Says Axial CEO and founder Peter Lehrman, “As a CEO I know how risky it is to publicly put yourself on the line for a stretch goal like Troy and Mike did with their team at Dane. It’s easier to set the bar low, but it’s not nearly as gratifying when you clear it. The Axial team was watching this Dane deal from the sidelines, and we were so completely elated when Troy and Mike let us know that they’d closed it. At Axial, we really live for these moments where we know we’ve helped move the needle for one of our members.”
Now that the deal is done, Dane has plenty of work to do to integrate Dantherm and continue to grow both teams. Dane replaced Dantherm’s previous president with Greg Kaye, who they connected with through Vistage, and Dane and Kaye have been working together to help Dantherm overcome its financial struggles.
But Troy and Mike have also given themselves permission to celebrate their success. “Sometimes you have to take your nose off the grindstone,” says Troy. “You have to let yourself enjoy the feeling of accomplishing the BHAG and reliving the story. You’ve got to remind yourself that you just went up another level. Three years ago we had 60 people. Now we have 125. As an owner, you have to take time to celebrate and smell the roses, because there’s always a lot to do. Work never goes away.” He adds, “Shawn Achor, who wrote The Happiness Advantage, sums it up best when he says, ‘One of the challenges we have in America is we don’t ever slow down long enough to be happy.’ We achieve the goal and then immediately move the goalposts.”

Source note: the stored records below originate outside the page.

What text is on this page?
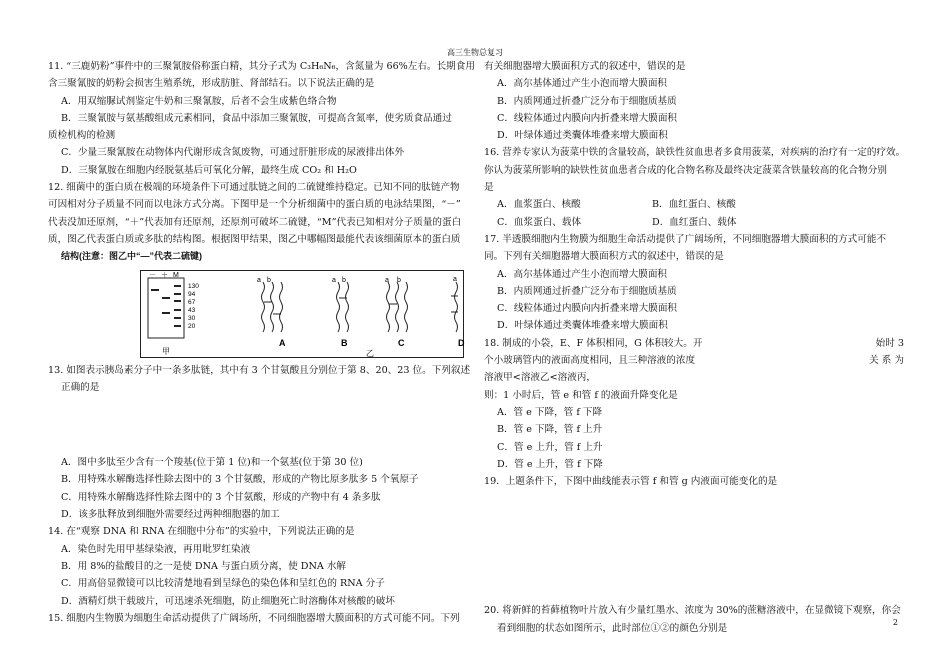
高三生物总复习

11. “三鹿奶粉”事件中的三聚氰胺俗称蛋白精，其分子式为 C₃H₆N₆，含氮量为 66%左右。长期食用

含三聚氰胺的奶粉会损害生殖系统，形成肪脏、肾部结石。以下说法正确的是

A．用双缩脲试剂鉴定牛奶和三聚氰胺，后者不会生成紫色络合物

B．三聚氰胺与氨基酸组成元素相同，食品中添加三聚氰胺，可提高含氮率，使劣质食品通过

质检机构的检测

C．少量三聚氰胺在动物体内代谢形成含氮废物，可通过肝脏形成的尿液排出体外

D．三聚氰胺在细胞内经脱氨基后可氧化分解，最终生成 CO₂ 和 H₂O

12. 细菌中的蛋白质在极端的环境条件下可通过肽链之间的二硫键维持稳定。已知不同的肽链产物

可因相对分子质量不同而以电泳方式分离。下图甲是一个分析细菌中的蛋白质的电泳结果图，“－”

代表没加还原剂，“＋”代表加有还原剂，还原剂可破坏二硫键，“M”代表已知相对分子质量的蛋白

质，图乙代表蛋白质或多肽的结构图。根据图甲结果，图乙中哪幅图最能代表该细菌原本的蛋白质

结构(注意：图乙中“—”代表二硫键)

－ ＋ M
130
94
67
43
30
20
甲
a b	a b	a b	a
A	B	C	D
乙

13. 如图表示胰岛素分子中一条多肽链，其中有 3 个甘氨酸且分别位于第 8、20、23 位。下列叙述

正确的是

A．图中多肽至少含有一个羧基(位于第 1 位)和一个氨基(位于第 30 位)

B．用特殊水解酶选择性除去图中的 3 个甘氨酸，形成的产物比原多肽多 5 个氧原子

C．用特殊水解酶选择性除去图中的 3 个甘氨酸，形成的产物中有 4 条多肽

D．该多肽释放到细胞外需要经过两种细胞器的加工

14. 在“观察 DNA 和 RNA 在细胞中分布”的实验中，下列说法正确的是

A．染色时先用甲基绿染液，再用吡罗红染液

B．用 8%的盐酸目的之一是使 DNA 与蛋白质分离，使 DNA 水解

C．用高倍显微镜可以比较清楚地看到呈绿色的染色体和呈红色的 RNA 分子

D．酒精灯烘干载玻片，可迅速杀死细胞，防止细胞死亡时溶酶体对核酸的破坏

15. 细胞内生物膜为细胞生命活动提供了广阔场所，不同细胞器增大膜面积的方式可能不同。下列

有关细胞器增大膜面积方式的叙述中，错误的是

A．高尔基体通过产生小泡而增大膜面积

B．内质网通过折叠广泛分布于细胞质基质

C．线粒体通过内膜向内折叠来增大膜面积

D．叶绿体通过类囊体堆叠来增大膜面积

16. 营养专家认为菠菜中铁的含量较高，缺铁性贫血患者多食用菠菜，对疾病的治疗有一定的疗效。

你认为菠菜所影响的缺铁性贫血患者合成的化合物名称及最终决定菠菜含铁量较高的化合物分别

是

A．血浆蛋白、核酸	B．血红蛋白、核酸

C．血浆蛋白、载体	D．血红蛋白、载体

17. 半透膜细胞内生物膜为细胞生命活动提供了广阔场所，不同细胞器增大膜面积的方式可能不

同。下列有关细胞器增大膜面积方式的叙述中，错误的是

A．高尔基体通过产生小泡而增大膜面积

B．内质网通过折叠广泛分布于细胞质基质

C．线粒体通过内膜向内折叠来增大膜面积

D．叶绿体通过类囊体堆叠来增大膜面积

18. 制成的小袋，E、F 体积相同，G 体积较大。开	始时 3

个小玻璃管内的液面高度相同，且三种溶液的浓度	关 系 为

溶液甲<溶液乙<溶液丙，

则：1 小时后，管 e 和管 f 的液面升降变化是

A．管 e 下降，管 f 下降

B．管 e 下降，管 f 上升

C．管 e 上升，管 f 上升

D．管 e 上升，管 f 下降

19．上题条件下，下图中曲线能表示管 f 和管 g 内液面可能变化的是

20. 将新鲜的苔藓植物叶片放入有少量红墨水、浓度为 30%的蔗糖溶液中，在显微镜下观察，你会

看到细胞的状态如图所示，此时部位①②的颜色分别是

2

The financial goal of 3Xing the company kept Mike and Troy going, and ultimately pushed Dane to the next level. “But I have to be careful not to define myself around the sales or the money,” says Troy. “The most important thing is people, and how many people can we bring with it. I’ve always tried to measure my success by jobs. If I’m making jobs and sustaining jobs and seeing the same people day after day, year after year, then I know I’ve made an impact. Otherwise we’re not doing it right.”